- 22.06.2019 00:00
Henüz bu konu açıklığa kavuşmamışken internet ortamında Öcalan’a dönük eleştiriler var. Eğer İstanbul seçimlerinde 31 Mart’ta sandığa gitmeyen Kürtlerin oylarının önemi varsa, çok açık ki var, bu durumda Öcalan’a yönelik yalnız eleştiri değil onu aşan saldırılar acaba kime yarar diye soğukkanlı düşünmek gerek. Unutulmasın ki Öcalan için daha yakın zamanda açlık grevleri yapıldı, ölenler oldu, Öcalan’a dönük bu tür saldırıların oy kullanacak Kürtler üzerinde olumsuz etkiler yaratacağını hesap etmemek safdilliktir, her halde bu açıklamayı bugün ortaya çıkaran iktidarın beklediği de budur. Bir taşla iki kuş, Öcalan İmamoğlu’na oy vermeyin dedi bir taş, bu açıklama üstüne HDP-Öcalan çelişkisi yaratmak ikinci taş, kazanan ise Erdoğan olacaktır. Tepkisel davranarak iktidarın oyununa gelmemek gerek.

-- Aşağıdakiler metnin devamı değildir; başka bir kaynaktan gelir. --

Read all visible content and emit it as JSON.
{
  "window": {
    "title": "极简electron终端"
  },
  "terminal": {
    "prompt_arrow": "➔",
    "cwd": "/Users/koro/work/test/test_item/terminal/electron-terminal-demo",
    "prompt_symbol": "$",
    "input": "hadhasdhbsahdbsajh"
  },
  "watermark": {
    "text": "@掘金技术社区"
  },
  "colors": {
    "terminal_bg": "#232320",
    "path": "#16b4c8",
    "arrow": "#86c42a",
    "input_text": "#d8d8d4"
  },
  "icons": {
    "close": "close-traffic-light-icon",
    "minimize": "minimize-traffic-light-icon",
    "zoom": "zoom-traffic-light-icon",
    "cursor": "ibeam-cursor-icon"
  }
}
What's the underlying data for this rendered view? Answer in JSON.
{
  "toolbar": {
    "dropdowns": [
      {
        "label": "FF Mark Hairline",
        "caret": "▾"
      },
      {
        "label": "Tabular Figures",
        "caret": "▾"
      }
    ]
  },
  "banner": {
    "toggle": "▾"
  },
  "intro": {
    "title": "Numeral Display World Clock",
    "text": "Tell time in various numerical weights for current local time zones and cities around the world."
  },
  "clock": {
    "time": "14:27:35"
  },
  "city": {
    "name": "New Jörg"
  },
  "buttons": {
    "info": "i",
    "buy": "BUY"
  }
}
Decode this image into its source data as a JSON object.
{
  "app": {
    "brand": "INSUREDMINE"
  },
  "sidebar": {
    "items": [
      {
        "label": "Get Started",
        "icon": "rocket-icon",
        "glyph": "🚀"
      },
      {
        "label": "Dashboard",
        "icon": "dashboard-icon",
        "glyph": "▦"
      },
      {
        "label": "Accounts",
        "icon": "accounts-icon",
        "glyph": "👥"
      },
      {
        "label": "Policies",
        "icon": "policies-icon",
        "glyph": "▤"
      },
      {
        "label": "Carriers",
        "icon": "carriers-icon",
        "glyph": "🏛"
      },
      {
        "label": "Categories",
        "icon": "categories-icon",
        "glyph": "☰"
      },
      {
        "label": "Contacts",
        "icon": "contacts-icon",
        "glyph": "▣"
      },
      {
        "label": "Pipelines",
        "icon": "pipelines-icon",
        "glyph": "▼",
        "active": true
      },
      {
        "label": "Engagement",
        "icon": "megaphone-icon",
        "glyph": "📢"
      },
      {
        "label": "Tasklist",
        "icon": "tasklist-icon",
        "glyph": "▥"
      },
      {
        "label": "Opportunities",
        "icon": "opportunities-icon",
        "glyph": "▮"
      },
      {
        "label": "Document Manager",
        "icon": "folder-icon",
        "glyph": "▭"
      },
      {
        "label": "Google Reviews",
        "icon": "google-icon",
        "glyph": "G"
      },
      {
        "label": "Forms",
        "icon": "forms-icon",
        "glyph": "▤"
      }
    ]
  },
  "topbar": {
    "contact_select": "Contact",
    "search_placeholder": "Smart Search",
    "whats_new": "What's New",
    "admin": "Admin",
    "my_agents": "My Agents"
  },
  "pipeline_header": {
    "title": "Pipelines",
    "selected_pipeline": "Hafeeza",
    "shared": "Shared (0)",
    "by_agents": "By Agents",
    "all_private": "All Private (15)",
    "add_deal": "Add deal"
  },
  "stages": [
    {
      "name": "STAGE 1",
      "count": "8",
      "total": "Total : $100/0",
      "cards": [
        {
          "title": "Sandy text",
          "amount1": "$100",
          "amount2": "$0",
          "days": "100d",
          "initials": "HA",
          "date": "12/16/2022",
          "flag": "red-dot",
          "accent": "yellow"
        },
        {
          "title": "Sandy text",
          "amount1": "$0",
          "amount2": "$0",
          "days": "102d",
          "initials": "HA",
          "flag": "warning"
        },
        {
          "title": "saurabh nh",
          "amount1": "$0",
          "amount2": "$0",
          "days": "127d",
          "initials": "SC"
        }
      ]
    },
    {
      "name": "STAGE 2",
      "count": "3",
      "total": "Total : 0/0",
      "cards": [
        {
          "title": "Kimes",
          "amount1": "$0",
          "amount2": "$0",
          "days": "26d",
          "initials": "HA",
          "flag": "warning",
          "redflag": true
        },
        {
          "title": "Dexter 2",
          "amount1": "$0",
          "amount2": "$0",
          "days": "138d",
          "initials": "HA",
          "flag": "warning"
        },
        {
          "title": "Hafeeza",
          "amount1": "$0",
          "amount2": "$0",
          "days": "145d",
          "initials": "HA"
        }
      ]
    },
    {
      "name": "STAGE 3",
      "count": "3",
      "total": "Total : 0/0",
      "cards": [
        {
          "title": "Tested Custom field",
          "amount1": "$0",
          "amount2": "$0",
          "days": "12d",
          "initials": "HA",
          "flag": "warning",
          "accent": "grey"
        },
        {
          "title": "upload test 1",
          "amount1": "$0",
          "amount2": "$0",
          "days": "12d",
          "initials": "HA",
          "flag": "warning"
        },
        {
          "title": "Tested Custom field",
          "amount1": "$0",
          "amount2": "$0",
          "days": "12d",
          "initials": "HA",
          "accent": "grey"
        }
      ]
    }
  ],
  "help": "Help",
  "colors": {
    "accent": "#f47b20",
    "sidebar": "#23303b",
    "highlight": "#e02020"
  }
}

İlkin bu mektubun gerçekten Öcalan tarafından yazıldığı doğrulanmalıdır. Doğrulanana kadar bu tür Öcalan saldırıları yapmanın akılsızlık olması bir yana bu mektup üzerinden Kürt karşıtlığı söylemi için kimilerine fırsat çıkmış oluyor, bu tür söylem sahipleri ise seçime dönük olarak bindikleri dalı kestiklerinin farkında değiller.
İkincisi bu mektup doğruysa bile mektubun içeriğiyle, mektubu açıklayan ve Öcalan’ı “yerli ve milli” olarak sunan zatın bu sunuşu arasında bir zihni sinir numarası görüyorum ben.
Üçüncüsü bu mektup içeriğiyle doğruysa bile dikkatle okuduğunuzda bu içerik yoruma müsaittir. Doğrudan, oy kullanmayın çağrısı içermiyor. Burada benim yorumum HDP ve Kandil’in 31 Mart seçimlerine ilişkin stratejinin eleştirisi olduğudur ki eğer yorumum doğruysa bu eleştiriye ben de katılıyorum. Daha önce de şöyle kıyısından yapmıştım bu eleştiriyi ve şu sıcak seçim günleri geçtikten sonra açarım demiştim. 23 Haziran’dan sonra konuşuruz bunu. Tam bu noktada iktidarın yaratmak istediği Öcalan-Demirtaş çelişkisi tamamen uydurmadır. Unutmayın Demirtaş neden “bağrımıza taş basarak oy vereceğiz ” demişti? Öcalan’ın söylediği bundan farklı değil bence. HDP’nin seçim stratejisine ilişkin eleştirimi kısaca söyleyeyim: 31 Mart seçimlerinde bence HDP her yerde kendi adayları ile çıkmalıydı, böylece kendi bağımsız varlığını ve politikasını görünür kılmalıydı ama büyük kentlerde son anda kendi adaylarını Millet ittifakı lehine geri çekmeli onlara oy vermeliydi, örneğin İmamaoğlu’na. Ben Öcalan’ın söylediği üçüncü seçeneği böyle yorumluyorum.
Ve nihayet bu mektup tümüyle uydurma ise bu da Öcalan’dan medet umma çaresizliğine düşen tek adam rejiminin dayanılmaz hafifliğinin kanıtı olur.
Kısacası İstanbul kazanılmak isteniyorsa sabun köpüğü gibi söylemlerin cazibesine kapılıp bu kez de Öcalan üzerinden Kürt karşıtlığı yapılarak oyuna gelinmesin.